Notre société industrielle moderne a profondément changé son rapport à la mort et aux rituels funéraires : d'une part, la prise en charge de la mort est de plus en plus médicalisée. D'autre part, en raison de l’urbanisation et de l’augmentation des crémations, le deuil est plus individuel et moins "social" qu’autrefois (moins de veillées funéraires, codes vestimentaires modifiés, etc...) avec une gestion plus intime et une représentation inévitablement désocialisée des endeuillés.

En contexte de pandémie, c’est tout le rapport au mort et au deuil qui se trouve encore davantage bouleversé avec des effets inévitables pour les proches comme pour les intervenants (soignants, agents funéraires, personnels de l’Etat-civil…) 

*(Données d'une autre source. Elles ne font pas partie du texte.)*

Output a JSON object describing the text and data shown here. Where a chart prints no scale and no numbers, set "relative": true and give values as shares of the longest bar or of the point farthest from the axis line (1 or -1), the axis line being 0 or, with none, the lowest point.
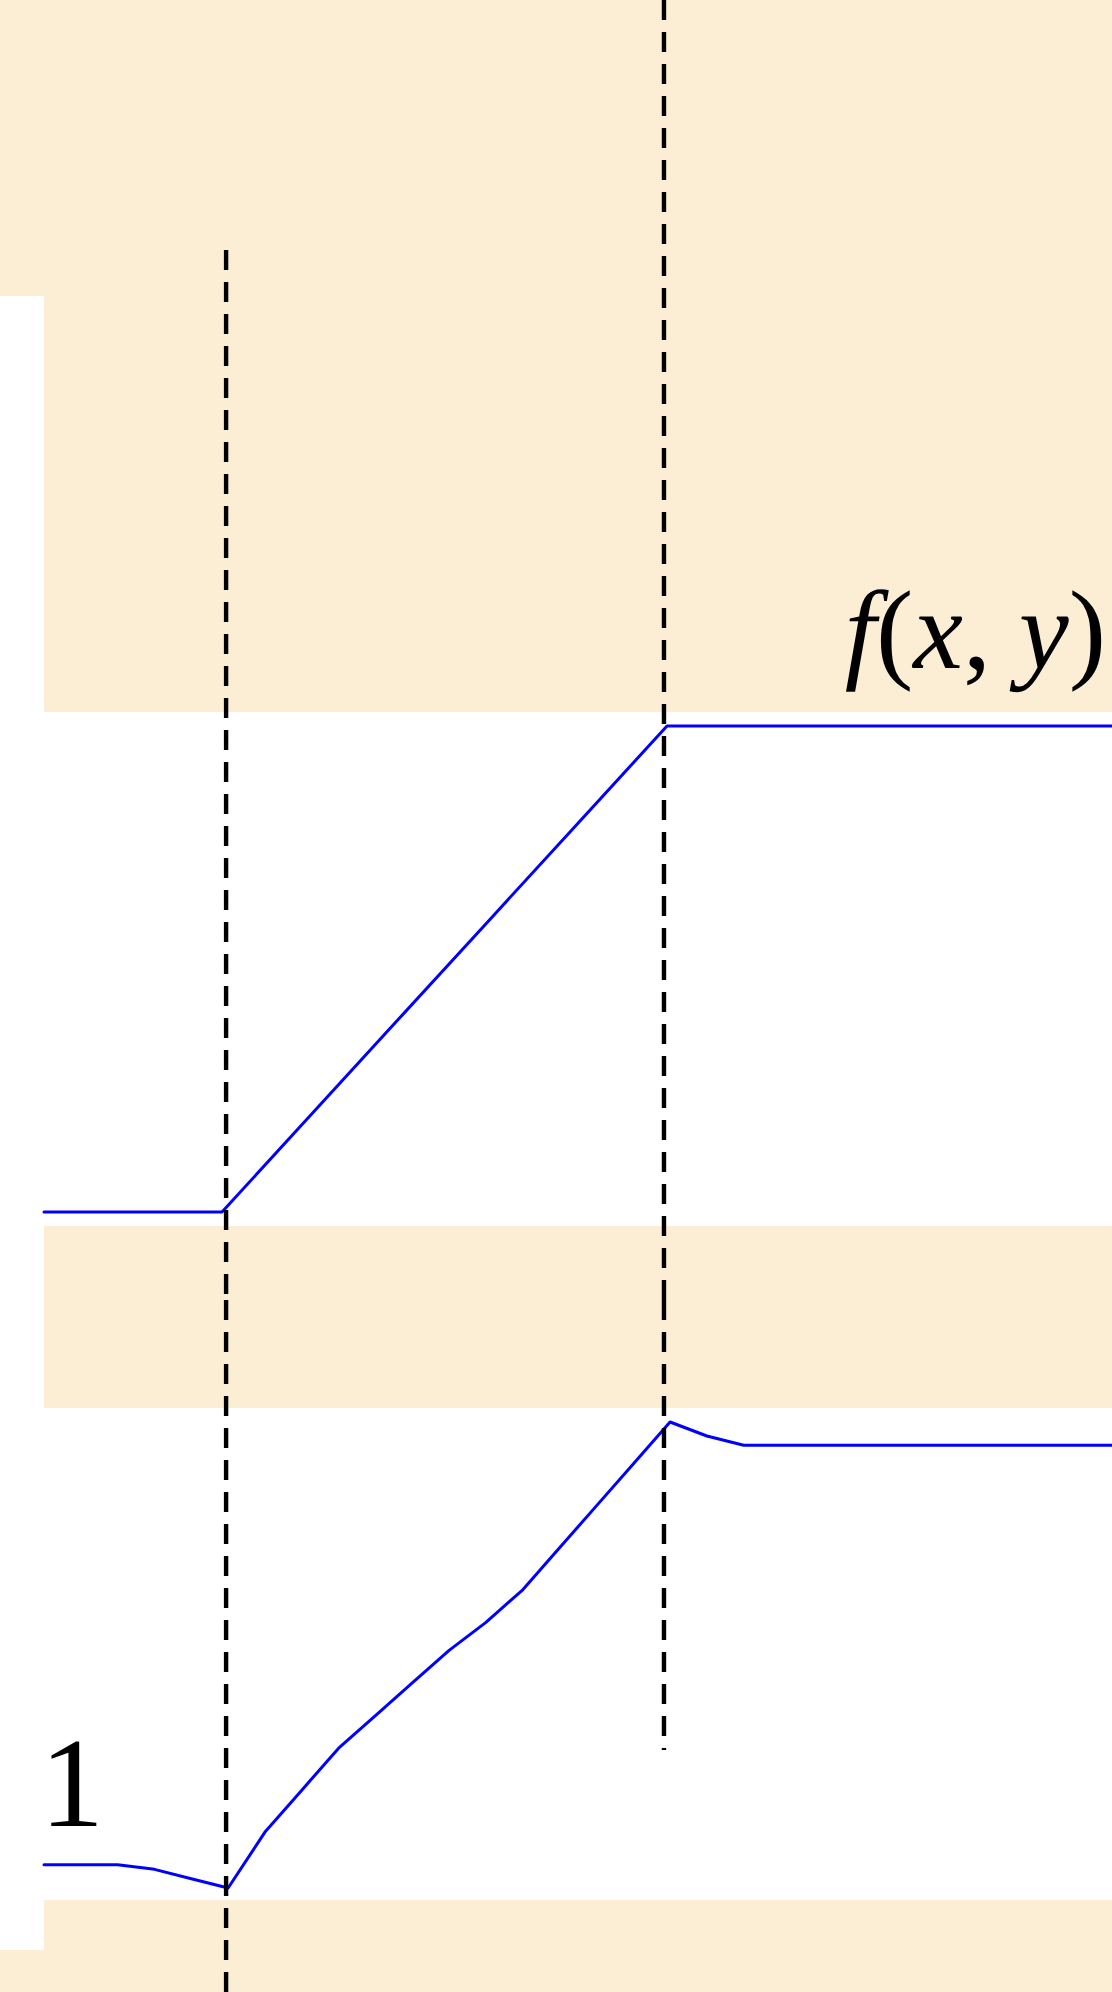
{
  "chart_data": [
    {
      "type": "line",
      "title": "f(x, y)",
      "categories": [
        null,
        null,
        null,
        null,
        null,
        null,
        null,
        null,
        null,
        null,
        null,
        null,
        null
      ],
      "values": [
        0,
        0,
        0,
        0.2,
        0.4,
        0.6,
        0.8,
        1,
        1,
        1,
        1,
        1,
        1
      ],
      "color": "#0000ff",
      "relative": true,
      "tick_labels": false
    },
    {
      "type": "line",
      "annotations": [
        "1"
      ],
      "categories": [
        null,
        null,
        null,
        null,
        null,
        null,
        null,
        null,
        null,
        null,
        null,
        null,
        null,
        null,
        null,
        null,
        null,
        null,
        null,
        null,
        null,
        null,
        null,
        null,
        null,
        null,
        null,
        null,
        null,
        null
      ],
      "values": [
        0.05,
        0.05,
        0.05,
        0.04,
        0.02,
        0,
        0.12,
        0.21,
        0.3,
        0.37,
        0.44,
        0.51,
        0.57,
        0.64,
        0.73,
        0.82,
        0.91,
        1,
        0.97,
        0.95,
        0.95,
        0.95,
        0.95,
        0.95,
        0.95,
        0.95,
        0.95,
        0.95,
        0.95,
        0.95
      ],
      "color": "#0000ff",
      "relative": true,
      "tick_labels": false
    }
  ]
}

En période de pandémie, où les morts se multiplient en un temps très restreint, les processus habituels d’accompagnement des personnes qui vont décéder puis des proches endeuillés sont totalement court-circuités . Deux types de situations peuvent être relevées : des décès liés à des maladies contagieuses qui interdisent tout soin au corps (il ne peut pas être touché, lavé, préparé, habillé, mais doit être mis dans une housse spécifique au plus vite).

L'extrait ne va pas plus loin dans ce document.